Fohr is running a campaign called “Influence the Election.” Influencers, or anyone else for that matter, can connect their Instagram accounts on the website and receive a series of Instagram story templates, including one that finds a user’s most engaged post to use as part of the messaging and another that encourages tagging others to join. Influencers who have participated so far include Hannah Bronfman, Jamie Chung, Julianne Moore andOlympic medalist Nastia Liukin.

So far, the campaign has reached more than 99 million people (a measurement that combines everyone’s follower count)—so it’s pretty closet to Nord’s goal of reaching 100 million people. The name of the campaign is a nod to the Russian “influence” in the 2016 election and turning that word into a positive.

According to Nord, the idea for the campaign first started taking shape last year when President Trump issued an executive order that barred refugees from entering the country and the Supreme Court eventually upheld the president’s travel ban. Nord didn’t see many influencers posting about it and was wondering about the power they wield and why they didn’t do more.

“It got me thinking about what is the responsibility of somebody who has a platform and has a following,” Nord said. “Even if you built that following talking about beauty, do you have a responsibility to talk about more pressing issues?”

He explained that many influencers have traditionally stayed quiet on political issues because they felt it “wasn’t their place” and didn’t want to hurt their following.

“This campaign was in part to get this community together and say while powerful for any one of us to talk about this election and voting what we can do together from this perspective is pretty staggering,” Nord said.

To kick off the “Influence the Election” campaign, Fohr reached out to the influencers in its network who are already “politically outspoken” to post about it, and it’s “grown organically,” according to Nord. Currently, about 3,088 influencers have participated—though not all of them come from Fohr’s network; some are influencers who either found the campaign or were tagged to join. To wrap up the campaign, Fohr asked anyone who’s participated to share an in-feed post on Nov. 5 to vote.

“For me, this is the digital version of putting the candidate sign on your front lawn,” Nord said. “If you have people following you, you’re in some way even leading them. The world has changed dramatically and everyday people can now build an audience even if that’s 200 people.”

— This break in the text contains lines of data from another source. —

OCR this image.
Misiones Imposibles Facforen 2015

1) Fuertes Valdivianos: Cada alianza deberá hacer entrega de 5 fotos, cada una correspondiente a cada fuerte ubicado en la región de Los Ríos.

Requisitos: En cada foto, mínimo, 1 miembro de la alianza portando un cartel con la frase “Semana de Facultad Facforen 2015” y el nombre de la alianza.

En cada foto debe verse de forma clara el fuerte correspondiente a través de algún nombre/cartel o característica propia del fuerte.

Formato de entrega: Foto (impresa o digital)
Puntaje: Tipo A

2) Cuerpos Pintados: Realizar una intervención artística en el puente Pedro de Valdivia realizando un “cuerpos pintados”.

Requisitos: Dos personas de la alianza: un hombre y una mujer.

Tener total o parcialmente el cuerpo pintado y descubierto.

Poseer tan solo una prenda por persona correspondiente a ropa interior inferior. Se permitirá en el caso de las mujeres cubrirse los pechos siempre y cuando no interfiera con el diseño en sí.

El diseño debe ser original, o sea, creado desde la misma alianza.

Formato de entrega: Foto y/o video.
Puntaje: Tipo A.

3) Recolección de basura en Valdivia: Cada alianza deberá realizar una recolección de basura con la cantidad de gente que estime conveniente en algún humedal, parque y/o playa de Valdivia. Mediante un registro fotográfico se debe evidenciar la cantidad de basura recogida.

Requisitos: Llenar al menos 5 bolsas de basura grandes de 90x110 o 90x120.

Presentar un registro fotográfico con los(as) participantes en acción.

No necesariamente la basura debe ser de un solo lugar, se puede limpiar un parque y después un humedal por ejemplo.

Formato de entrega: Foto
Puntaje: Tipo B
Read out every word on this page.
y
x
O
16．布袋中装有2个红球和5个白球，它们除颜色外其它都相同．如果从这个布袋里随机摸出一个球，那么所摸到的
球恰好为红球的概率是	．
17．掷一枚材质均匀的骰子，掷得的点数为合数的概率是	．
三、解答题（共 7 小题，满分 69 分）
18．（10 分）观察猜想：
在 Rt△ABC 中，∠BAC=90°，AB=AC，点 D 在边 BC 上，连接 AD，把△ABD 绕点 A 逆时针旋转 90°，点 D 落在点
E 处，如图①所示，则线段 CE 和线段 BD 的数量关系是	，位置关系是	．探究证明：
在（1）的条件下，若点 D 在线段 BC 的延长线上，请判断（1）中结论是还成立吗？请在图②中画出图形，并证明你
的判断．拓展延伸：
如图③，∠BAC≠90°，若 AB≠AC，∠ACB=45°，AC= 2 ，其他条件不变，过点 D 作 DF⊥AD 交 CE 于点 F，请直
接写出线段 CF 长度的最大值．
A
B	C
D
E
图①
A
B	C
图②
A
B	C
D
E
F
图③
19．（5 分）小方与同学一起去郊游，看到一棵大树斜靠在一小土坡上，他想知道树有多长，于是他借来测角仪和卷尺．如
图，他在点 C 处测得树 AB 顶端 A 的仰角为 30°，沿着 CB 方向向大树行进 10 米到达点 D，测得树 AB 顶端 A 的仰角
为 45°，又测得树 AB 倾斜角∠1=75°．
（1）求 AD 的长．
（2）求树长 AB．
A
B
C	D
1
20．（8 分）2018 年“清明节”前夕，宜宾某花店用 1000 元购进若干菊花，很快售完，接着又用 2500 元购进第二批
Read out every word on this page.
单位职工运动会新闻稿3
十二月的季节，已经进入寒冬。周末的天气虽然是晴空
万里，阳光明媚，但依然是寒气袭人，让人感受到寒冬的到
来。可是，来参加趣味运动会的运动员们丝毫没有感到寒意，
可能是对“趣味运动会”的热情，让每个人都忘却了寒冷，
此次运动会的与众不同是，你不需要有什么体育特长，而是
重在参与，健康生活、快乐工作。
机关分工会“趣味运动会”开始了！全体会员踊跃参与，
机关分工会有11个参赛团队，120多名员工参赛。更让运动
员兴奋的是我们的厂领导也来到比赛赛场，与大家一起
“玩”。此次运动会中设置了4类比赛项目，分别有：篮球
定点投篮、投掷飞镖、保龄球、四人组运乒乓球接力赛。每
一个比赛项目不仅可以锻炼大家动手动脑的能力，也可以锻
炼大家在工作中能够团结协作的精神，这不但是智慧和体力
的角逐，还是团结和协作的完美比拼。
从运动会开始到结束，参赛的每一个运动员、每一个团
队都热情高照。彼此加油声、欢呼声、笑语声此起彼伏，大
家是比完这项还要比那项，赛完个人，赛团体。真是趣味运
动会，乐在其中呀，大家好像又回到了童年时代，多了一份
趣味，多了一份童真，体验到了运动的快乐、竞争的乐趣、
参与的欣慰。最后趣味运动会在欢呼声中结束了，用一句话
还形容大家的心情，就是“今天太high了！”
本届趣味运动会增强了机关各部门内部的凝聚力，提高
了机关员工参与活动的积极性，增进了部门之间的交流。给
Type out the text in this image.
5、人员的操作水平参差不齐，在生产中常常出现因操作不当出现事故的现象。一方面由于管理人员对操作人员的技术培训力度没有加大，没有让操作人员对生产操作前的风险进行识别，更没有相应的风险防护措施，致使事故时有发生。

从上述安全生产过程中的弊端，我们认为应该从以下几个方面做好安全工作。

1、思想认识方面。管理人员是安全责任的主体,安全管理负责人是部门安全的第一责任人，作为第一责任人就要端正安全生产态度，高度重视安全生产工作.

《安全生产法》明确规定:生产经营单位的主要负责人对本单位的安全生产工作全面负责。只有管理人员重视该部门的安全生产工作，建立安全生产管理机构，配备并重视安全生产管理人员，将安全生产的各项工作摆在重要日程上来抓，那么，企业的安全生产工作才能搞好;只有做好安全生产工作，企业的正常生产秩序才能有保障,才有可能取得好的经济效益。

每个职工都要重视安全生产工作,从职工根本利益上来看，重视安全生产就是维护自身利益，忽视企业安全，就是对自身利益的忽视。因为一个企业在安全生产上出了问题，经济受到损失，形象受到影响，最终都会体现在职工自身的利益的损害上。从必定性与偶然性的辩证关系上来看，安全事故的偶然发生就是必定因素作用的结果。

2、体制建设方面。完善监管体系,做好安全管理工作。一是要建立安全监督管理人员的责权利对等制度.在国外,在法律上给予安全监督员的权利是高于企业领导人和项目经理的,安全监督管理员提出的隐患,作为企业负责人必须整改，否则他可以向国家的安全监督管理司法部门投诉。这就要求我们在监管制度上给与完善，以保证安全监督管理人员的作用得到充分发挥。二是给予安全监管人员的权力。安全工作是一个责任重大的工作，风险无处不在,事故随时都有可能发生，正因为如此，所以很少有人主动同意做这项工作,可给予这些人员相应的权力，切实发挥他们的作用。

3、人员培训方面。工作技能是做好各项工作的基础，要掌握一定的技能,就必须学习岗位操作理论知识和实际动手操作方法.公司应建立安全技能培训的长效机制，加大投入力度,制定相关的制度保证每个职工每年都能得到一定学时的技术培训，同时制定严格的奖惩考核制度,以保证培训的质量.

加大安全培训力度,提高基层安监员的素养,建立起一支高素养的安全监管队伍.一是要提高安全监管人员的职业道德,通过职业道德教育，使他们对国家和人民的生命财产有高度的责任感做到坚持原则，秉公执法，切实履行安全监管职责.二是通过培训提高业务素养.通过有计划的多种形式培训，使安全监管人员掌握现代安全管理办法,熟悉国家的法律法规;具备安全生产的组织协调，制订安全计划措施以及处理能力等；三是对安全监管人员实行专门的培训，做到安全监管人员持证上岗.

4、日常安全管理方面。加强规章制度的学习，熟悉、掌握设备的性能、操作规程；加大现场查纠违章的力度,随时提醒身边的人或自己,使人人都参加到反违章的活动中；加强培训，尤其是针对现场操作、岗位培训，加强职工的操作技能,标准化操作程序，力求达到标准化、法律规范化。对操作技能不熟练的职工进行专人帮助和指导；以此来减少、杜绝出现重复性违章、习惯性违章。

Endorsements by public figures are nothing new, and though many brands question the authenticity of influencers, Nord said he believes influencers will only endorse candidates or issues they are informed about. Relatedly, Fohr is working with the Democratic Congressional Campaign Committee on a different campaign involving influencers in certain congressional districts like Charlotte, N.C., and Atlanta. Influencers are asking their followers to vote early or on Election Day.

“I think we’re only seeing the very beginning of how influencers will be used in elections moving forward,” Nord said.